The company’s current portfolio primarily includes three vehicle models. It plans to launch its first premium sedan model “targeting tech-savvy adults and families” this month.


The listing could mark the first major float in the U.S. by a Chinese company in two years, after the infamous delisting of ride-hailing giant Didi Global from the New York Stock Exchange.

Didi had angered Chinese regulators by pushing ahead with its $4.4 billion New York listing despite being asked to put it on hold.

The episode, together with a longstanding audit dispute between China and the U.S., stalled Chinese companies from seeking U.S. listings. Only six mainland China-based companies launched U.S. IPOs in 2022.

Since then, however, Beijing has softened its stance towards companies looking to list internationally, unveiling a set of rules earlier this year to revive such listings, after the U.S. accounting watchdog and China solved the audit dispute in December 2022.

But simmering tensions between two of the world’s biggest economies over trade, intellectual property and the future of Taiwan continue to spill over into the corporate sphere.

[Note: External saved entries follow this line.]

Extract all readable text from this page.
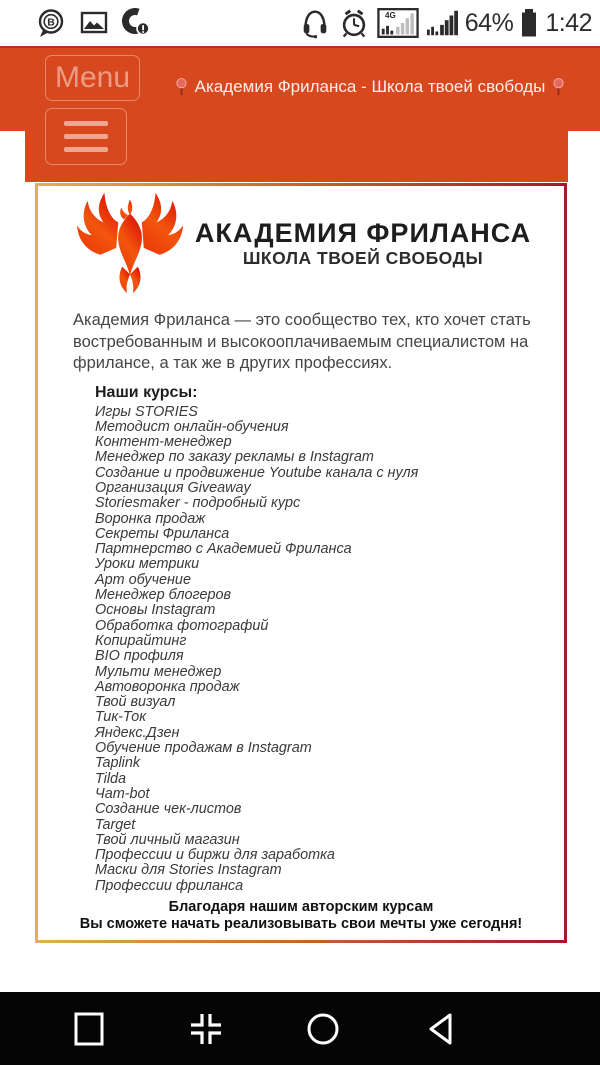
B
4G	64% 1:42
Menu	Академия Фриланса - Школа твоей свободы
АКАДЕМИЯ ФРИЛАНСА
ШКОЛА ТВОЕЙ СВОБОДЫ

Академия Фриланса — это сообщество тех, кто хочет стать востребованным и высокооплачиваемым специалистом на фрилансе, а так же в других профессиях.

Наши курсы:
Игры STORIES
Методист онлайн-обучения
Контент-менеджер
Менеджер по заказу рекламы в Instagram
Создание и продвижение Youtube канала с нуля
Организация Giveaway
Storiesmaker - подробный курс
Воронка продаж
Секреты Фриланса
Партнерство с Академией Фриланса
Уроки метрики
Арт обучение
Менеджер блогеров
Основы Instagram
Обработка фотографий
Копирайтинг
BIO профиля
Мульти менеджер
Автоворонка продаж
Твой визуал
Тик-Ток
Яндекс.Дзен
Обучение продажам в Instagram
Taplink
Tilda
Чат-bot
Создание чек-листов
Target
Твой личный магазин
Профессии и биржи для заработка
Маски для Stories Instagram
Профессии фриланса
Благодаря нашим авторским курсам
Вы сможете начать реализовывать свои мечты уже сегодня!
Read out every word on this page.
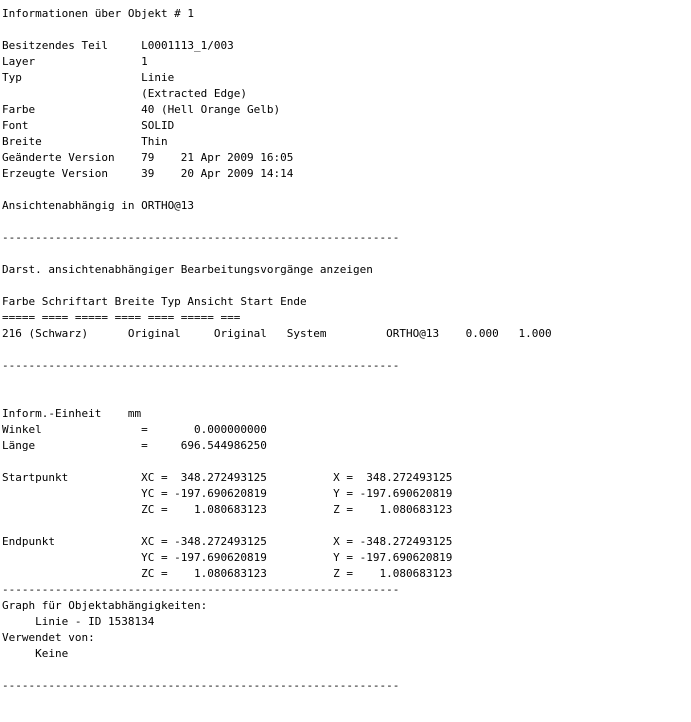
Informationen über Objekt # 1
Besitzendes Teil     L0001113_1/003
Layer                1
Typ                  Linie
(Extracted Edge)
Farbe                40 (Hell Orange Gelb)
Font                 SOLID
Breite               Thin
Geänderte Version    79    21 Apr 2009 16:05
Erzeugte Version     39    20 Apr 2009 14:14
Ansichtenabhängig in ORTHO@13
------------------------------------------------------------
Darst. ansichtenabhängiger Bearbeitungsvorgänge anzeigen
Farbe Schriftart Breite Typ Ansicht Start Ende
===== ==== ===== ==== ==== ===== ===
216 (Schwarz)      Original     Original   System         ORTHO@13    0.000   1.000
------------------------------------------------------------
Inform.-Einheit    mm
Winkel               =       0.000000000
Länge                =     696.544986250
Startpunkt           XC =  348.272493125          X =  348.272493125
YC = -197.690620819          Y = -197.690620819
ZC =    1.080683123          Z =    1.080683123
Endpunkt             XC = -348.272493125          X = -348.272493125
YC = -197.690620819          Y = -197.690620819
ZC =    1.080683123          Z =    1.080683123
------------------------------------------------------------
Graph für Objektabhängigkeiten:
Linie - ID 1538134
Verwendet von:
Keine
------------------------------------------------------------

In August, Intel had to scrap its $5.4 billion deal to buy Israeli contract chipmaker Tower Semiconductor after their merger agreement expired without regulatory approval from China.

A similar delay had also led to DuPont De Nemours ending its $5.2 billion deal to buy electronics materials maker Rogers Corp last year.

Zeekr will list its shares on the New York Stock Exchange under the ticker symbol “ZK”.

Goldman Sachs and Morgan Stanley are the lead underwriters for the IPO.